Time to re-appraise the role of alpha-1 adrenoceptor antagonists in the management of hypertension?
Chapman N., Chen CY., Fujita T., Hobbs FD., Kim SJ., Staessen JA., Tanomsup S., Wang JG., Williams B.
The role of alpha-1 adrenoceptor antagonists (alpha-blockers) in the management of hypertension continues to evolve. Recent data support their use as add-on therapy in uncontrolled hypertension when used in combination with all other major classes of antihypertensive drug and there is increasing evidence suggesting that they have modest but significant beneficial effects on lipid and glucose metabolism. The availability of extended-release formulations has contributed to an excellent tolerability profile. New data from an observational analysis of the Anglo-Scandinavian Cardiac Outcomes Trial (ASCOT) suggest that doxazosin gastrointestinal therapeutic system (GITS) used as a third-line antihypertensive agent lowered blood pressure and caused modest reductions in plasma lipids.
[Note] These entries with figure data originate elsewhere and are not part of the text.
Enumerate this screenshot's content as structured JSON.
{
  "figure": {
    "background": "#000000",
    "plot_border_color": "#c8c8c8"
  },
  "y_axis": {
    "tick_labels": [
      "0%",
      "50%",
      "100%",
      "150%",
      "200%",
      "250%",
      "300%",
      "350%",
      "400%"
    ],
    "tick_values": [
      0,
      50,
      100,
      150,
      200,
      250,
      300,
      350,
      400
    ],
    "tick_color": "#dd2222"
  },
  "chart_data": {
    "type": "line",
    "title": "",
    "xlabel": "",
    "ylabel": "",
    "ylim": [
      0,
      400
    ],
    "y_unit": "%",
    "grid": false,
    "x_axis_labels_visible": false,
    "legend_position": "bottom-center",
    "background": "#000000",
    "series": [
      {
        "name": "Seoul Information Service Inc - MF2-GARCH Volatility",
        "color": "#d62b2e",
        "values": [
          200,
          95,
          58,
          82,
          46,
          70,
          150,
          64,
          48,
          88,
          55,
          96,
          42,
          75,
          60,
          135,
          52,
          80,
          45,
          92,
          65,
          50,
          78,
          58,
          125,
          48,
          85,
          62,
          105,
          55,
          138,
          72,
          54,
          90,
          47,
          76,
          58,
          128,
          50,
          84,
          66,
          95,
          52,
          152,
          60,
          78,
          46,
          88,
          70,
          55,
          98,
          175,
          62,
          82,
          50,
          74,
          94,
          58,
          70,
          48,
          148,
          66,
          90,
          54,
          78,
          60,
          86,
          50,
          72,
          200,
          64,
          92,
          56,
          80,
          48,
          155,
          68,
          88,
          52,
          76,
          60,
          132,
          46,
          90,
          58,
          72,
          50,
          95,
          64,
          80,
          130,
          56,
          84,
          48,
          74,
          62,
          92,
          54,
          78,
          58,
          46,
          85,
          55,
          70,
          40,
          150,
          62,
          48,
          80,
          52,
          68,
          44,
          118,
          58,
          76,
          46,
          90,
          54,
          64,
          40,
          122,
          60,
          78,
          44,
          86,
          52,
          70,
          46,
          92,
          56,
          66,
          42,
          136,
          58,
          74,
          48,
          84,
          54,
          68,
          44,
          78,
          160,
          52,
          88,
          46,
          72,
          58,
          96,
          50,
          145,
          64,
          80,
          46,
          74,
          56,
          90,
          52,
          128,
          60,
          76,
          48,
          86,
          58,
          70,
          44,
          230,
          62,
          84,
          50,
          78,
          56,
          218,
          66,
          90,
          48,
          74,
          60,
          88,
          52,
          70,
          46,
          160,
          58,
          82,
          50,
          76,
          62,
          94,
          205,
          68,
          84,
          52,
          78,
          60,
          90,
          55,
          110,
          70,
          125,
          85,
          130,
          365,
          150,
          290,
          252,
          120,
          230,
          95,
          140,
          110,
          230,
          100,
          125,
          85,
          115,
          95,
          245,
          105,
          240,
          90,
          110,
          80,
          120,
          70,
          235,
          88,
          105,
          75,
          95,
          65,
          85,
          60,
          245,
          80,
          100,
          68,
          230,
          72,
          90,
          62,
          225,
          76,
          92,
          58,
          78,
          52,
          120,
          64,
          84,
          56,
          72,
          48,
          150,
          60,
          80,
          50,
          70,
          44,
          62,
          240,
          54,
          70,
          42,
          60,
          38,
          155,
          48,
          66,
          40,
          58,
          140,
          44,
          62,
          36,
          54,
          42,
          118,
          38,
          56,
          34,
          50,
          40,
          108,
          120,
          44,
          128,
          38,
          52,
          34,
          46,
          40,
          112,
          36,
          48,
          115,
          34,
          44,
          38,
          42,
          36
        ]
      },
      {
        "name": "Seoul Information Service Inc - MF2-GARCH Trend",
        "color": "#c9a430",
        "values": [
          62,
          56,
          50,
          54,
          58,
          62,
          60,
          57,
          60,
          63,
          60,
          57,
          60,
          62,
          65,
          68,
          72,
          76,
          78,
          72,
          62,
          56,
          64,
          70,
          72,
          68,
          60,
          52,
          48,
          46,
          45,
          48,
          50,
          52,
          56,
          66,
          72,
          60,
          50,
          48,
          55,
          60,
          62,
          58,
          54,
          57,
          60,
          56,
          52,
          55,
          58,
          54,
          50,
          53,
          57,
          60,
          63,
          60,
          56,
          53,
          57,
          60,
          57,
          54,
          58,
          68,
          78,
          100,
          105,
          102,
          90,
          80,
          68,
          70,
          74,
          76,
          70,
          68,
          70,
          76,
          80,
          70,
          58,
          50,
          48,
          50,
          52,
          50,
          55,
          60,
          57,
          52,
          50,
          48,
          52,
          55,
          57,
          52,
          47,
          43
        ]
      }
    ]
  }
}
Furthermore, use of doxazosin in ASCOT was not associated with an increased risk of heart failure, in contrast to the earlier finding of the Antihypertensive and Lipid-Lowering Treatment to Prevent Heart Attack Trial (ALLHAT). Overall, currently available data support the use of alpha-blockers as safe, well tolerated and effective add-on antihypertensive drugs, which have additional favourable metabolic effects.